Dans la salle de son 53e congrès, à Cournon d'Auvergne (Puy-de-Dôme), vendredi 31 mars, la CGT affiche un front uni. A la tribune, la nouvelle secrétaire générale de la centrale syndicale, Sophie Binet, a un message pour Emmanuel Macron, en pleine contestation contre la réforme des retraites. "Nous ne lâcherons rien, à commencer par notre exigence de retrait de cette réforme", prévient celle qui a été élue à la surprise générale, un peu plus tôt dans la journée.
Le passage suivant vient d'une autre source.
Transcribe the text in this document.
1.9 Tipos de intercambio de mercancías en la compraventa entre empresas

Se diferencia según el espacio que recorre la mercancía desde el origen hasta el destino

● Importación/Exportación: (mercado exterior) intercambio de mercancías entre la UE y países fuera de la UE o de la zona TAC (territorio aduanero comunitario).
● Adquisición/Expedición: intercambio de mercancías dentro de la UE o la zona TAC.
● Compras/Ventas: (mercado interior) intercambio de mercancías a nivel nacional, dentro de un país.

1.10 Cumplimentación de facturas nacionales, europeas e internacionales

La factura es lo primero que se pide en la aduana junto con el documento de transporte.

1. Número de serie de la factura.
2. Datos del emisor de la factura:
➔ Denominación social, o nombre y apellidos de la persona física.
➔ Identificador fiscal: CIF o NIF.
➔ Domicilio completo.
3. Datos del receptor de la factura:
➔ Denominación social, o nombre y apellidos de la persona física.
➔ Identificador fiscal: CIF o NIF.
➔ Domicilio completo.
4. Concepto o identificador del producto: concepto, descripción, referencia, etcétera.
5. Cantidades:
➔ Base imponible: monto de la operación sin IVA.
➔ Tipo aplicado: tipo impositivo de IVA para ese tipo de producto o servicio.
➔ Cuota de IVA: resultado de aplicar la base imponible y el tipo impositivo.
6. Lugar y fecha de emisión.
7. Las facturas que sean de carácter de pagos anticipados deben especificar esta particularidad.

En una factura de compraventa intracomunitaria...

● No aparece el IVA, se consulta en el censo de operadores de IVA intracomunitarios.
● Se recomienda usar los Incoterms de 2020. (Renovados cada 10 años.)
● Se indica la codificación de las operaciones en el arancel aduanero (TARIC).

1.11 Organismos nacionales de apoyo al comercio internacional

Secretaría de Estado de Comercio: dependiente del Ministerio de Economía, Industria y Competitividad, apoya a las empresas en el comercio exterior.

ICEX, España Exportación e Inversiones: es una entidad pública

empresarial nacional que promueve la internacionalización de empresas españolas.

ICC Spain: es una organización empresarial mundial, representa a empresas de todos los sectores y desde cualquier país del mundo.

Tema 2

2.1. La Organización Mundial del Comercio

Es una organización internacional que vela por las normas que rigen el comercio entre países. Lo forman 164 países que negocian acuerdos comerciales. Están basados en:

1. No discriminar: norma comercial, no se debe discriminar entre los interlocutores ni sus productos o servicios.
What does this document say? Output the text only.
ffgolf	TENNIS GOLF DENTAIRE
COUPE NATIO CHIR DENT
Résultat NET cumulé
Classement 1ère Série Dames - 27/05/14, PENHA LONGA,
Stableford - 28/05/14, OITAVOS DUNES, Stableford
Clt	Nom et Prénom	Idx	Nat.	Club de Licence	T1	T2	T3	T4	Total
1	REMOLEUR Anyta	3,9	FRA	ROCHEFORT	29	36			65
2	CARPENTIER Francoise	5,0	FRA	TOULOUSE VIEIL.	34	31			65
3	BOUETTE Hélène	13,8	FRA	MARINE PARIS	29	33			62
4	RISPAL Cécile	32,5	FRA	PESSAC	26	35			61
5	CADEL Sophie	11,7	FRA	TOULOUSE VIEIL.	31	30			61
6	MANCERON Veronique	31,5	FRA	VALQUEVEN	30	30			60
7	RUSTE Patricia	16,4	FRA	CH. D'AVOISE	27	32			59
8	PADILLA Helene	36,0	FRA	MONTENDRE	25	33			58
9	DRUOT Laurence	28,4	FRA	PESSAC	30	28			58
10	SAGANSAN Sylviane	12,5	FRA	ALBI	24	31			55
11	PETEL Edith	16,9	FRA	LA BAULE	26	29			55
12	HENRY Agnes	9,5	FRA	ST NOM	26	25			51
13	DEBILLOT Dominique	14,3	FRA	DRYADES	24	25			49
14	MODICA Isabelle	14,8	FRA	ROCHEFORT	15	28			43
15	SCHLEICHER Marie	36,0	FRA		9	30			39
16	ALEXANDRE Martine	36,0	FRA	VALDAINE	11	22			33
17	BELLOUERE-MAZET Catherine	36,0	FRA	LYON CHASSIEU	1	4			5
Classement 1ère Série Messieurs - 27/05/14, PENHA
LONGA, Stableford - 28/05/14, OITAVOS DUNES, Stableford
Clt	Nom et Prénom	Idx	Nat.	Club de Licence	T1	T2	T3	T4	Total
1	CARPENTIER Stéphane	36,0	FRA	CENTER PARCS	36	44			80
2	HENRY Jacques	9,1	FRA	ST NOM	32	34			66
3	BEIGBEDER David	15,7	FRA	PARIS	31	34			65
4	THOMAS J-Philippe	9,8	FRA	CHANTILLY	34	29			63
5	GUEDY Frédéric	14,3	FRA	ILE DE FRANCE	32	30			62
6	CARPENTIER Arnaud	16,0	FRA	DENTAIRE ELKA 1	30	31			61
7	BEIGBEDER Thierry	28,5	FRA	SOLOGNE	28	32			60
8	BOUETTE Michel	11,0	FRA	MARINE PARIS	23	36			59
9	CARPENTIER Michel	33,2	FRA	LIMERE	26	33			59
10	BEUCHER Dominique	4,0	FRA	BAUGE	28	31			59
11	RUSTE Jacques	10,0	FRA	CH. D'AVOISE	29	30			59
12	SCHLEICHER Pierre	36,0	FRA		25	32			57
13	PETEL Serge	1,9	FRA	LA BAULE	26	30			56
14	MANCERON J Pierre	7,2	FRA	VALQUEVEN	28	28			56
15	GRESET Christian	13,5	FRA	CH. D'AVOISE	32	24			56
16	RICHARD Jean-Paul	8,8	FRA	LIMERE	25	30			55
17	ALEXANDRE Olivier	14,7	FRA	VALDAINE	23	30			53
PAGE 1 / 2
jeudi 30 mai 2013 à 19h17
Jusqu'alors secrétaire générale de la Fédération des cadres (Ugict), cette conseillère principale d'éducation de 41 ans poursuit, sous les applaudissements : "Il n'y aura pas de trêve, pas de suspension, pas de médiation. On ne reprendra pas le travail tant que cette réforme ne sera pas retirée."
Après une semaine de congrès houleux, Sophie Binet, première femme à diriger la CGT, aura la lourde tâche de recoller les morceaux d'un syndicat profondément divisé. "C'est un choix de compromis, qui permet de résoudre les tensions internes à l'organisation, ou du moins les oppositions à la direction sortante de Philippe Martinez", explique à franceinfo Pierre Rouxel, maître de conférences en sciences politiques et spécialiste du syndicalisme.Engagée sur les questions environnementales et coautrice du livre Féministe, la CGT ? Les femmes, leur travail et l'action syndicale (éditions de l'Atelier, 2019), elle apparaît moins radicale qu'Olivier Mateu ou Céline Verzeletti, dont les noms étaient cités pour prendre la tête de la CGT.
"Personne n'avait intérêt à rompre l'intersyndicale"
Avec Sophie Binet, l'avenir de l'intersyndicale semble s'inscrire dans la continuité."Le fait que la voix du compromis ait triomphé rend peu probable à court terme toute fracturation de l'intersyndicale", analyse ainsi Pierre Rouxel. "Personne n'avait intérêt à la rompre, y compris les plus farouches opposants à la ligne de Philippe Martinez", abonde Maxime Quijoux, sociologue au CNRS et au Conservatoire national des arts et métiers (Cnam).
"On évite une crise assez forte à la CGT, donc on évite une catastrophe qui aurait pu emporter de façon directe ou indirecte l'intersyndicale."
Maxime Quijoux, sociologue au CNRS et au Cnam
Son élection a été saluée par d'autres syndicats, à l'instar du secrétaire général de l'Unsa, Laurent Escure. "Je veux dire que je suis très heureux pour elle", a-t-il écrit sur Twitter. Même enthousiasme chez les opposants politiques à la réforme des retraites. "Les dangers étaient la fracture interne et l'affaiblissement du front contre la retraite à 64 ans. Ils sont évités. C'est une bonne nouvelle à mes yeux", souffle à France Télévisions un député de la Nupes.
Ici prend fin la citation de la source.